Friday, 12 November 2010

Google Refine

Google Refine is a toy for playing with data, originally developed by the team behind Freebase. It's a tool for taking messy data sources and getting some structure in with them.  This is exactly the same sort of thing that I need for my super-secret-world-changing-awesome-side-project. Ok, it's not that super yet, not released and will probably not change the world, but it is fun and it does require adding some structure to the messy data sets that can easily be found on the web.

Refine can import data from a variety of sources from either the web or a data file on disk. To have a quick play with this, I grabbed the list of UK Prime Ministers from here and spent a couple of minutes in Emacs to reformat it as a CSV file.  Once you've imported that data into Refine, you can automatically reconcile this data with structured information available online (such as Freebase). This gives you the best matches for each name. The screen below shows the results after reconciling with Freebase.

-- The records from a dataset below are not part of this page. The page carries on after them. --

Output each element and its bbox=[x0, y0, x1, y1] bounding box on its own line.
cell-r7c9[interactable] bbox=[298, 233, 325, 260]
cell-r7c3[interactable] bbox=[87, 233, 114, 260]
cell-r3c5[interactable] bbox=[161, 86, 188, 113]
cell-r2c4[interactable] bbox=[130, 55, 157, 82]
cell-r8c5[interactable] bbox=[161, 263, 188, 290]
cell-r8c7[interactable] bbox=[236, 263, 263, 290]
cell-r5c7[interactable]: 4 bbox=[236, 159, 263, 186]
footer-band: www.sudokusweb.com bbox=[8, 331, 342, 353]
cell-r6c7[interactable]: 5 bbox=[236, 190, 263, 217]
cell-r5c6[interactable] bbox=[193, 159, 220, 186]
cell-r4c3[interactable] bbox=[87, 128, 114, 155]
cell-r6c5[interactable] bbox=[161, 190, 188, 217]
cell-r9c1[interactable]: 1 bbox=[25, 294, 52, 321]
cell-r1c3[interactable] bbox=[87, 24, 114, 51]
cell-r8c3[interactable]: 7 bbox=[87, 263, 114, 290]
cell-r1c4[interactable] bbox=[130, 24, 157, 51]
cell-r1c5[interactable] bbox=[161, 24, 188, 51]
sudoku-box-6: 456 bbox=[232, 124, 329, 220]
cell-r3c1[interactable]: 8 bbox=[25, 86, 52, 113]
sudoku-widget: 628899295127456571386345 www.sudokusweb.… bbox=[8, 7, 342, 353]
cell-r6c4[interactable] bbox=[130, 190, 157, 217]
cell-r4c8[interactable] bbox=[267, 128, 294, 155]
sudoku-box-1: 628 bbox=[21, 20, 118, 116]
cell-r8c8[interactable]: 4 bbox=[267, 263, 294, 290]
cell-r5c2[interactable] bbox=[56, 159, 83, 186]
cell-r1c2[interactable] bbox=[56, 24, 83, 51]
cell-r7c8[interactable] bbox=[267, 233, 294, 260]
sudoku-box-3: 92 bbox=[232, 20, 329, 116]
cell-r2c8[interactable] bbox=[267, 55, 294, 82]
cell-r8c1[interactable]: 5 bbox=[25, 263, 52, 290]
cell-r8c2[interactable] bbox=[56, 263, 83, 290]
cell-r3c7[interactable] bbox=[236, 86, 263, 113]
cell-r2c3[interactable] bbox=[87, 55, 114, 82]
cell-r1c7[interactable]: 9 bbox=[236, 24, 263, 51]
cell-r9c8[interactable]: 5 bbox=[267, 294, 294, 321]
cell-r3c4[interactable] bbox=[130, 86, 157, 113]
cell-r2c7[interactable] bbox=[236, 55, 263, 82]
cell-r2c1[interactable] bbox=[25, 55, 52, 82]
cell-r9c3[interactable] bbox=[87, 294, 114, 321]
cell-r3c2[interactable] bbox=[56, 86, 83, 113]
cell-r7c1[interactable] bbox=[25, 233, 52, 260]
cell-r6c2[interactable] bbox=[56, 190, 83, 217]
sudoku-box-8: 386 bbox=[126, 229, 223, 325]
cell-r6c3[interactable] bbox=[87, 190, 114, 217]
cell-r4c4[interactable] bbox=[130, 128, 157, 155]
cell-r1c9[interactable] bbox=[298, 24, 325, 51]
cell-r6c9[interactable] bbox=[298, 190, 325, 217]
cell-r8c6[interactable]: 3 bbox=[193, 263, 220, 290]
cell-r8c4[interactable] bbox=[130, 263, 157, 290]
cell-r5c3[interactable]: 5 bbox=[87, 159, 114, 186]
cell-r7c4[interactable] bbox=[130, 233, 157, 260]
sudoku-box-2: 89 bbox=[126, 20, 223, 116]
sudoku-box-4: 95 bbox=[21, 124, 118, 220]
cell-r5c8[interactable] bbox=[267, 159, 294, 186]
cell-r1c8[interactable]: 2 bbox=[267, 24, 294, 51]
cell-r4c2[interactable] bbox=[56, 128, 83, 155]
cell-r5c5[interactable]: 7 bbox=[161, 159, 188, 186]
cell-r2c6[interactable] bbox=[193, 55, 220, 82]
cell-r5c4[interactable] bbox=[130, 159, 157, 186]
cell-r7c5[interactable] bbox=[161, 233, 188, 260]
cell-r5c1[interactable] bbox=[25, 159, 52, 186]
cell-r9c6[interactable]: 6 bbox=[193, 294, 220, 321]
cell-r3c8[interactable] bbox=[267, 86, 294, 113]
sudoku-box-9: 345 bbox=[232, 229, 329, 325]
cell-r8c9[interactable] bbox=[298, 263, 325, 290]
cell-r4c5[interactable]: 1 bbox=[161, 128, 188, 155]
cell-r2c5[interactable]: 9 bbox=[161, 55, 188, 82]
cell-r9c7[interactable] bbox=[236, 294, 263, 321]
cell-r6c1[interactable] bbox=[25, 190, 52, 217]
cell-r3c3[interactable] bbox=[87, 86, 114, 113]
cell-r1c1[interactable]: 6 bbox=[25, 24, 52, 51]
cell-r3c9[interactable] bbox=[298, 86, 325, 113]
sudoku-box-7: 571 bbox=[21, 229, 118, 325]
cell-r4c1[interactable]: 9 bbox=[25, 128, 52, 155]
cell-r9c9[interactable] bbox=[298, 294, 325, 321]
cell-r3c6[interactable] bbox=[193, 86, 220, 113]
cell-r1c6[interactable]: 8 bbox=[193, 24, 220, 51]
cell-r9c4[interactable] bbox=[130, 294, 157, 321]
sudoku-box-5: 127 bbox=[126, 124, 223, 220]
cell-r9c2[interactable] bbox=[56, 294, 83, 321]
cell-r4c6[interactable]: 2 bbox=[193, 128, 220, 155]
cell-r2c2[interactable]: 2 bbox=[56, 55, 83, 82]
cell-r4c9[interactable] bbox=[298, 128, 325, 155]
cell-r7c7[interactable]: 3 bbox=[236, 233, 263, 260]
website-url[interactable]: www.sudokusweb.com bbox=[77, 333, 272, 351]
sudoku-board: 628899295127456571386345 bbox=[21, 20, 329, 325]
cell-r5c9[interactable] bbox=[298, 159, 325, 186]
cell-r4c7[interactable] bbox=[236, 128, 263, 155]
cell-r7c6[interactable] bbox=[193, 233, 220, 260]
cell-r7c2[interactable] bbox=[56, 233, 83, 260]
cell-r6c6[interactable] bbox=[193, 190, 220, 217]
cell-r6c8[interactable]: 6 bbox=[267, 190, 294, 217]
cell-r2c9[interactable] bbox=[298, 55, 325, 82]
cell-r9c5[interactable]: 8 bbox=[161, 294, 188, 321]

I'm not sure if it's entirely clear from the image but about 40% of the prime ministers have automatically been correlated with the appropriate entry from Freebase!  A few more clicks and the entire data set can be reconciled against an on-line source and then exported in a variety of formats including HTML, CSV and JSON.  This is exactly the kind of data matching I'm after, as once you've got a Freebase ID you can look up all the extra information very easily.  So easy, it almost feels like cheating!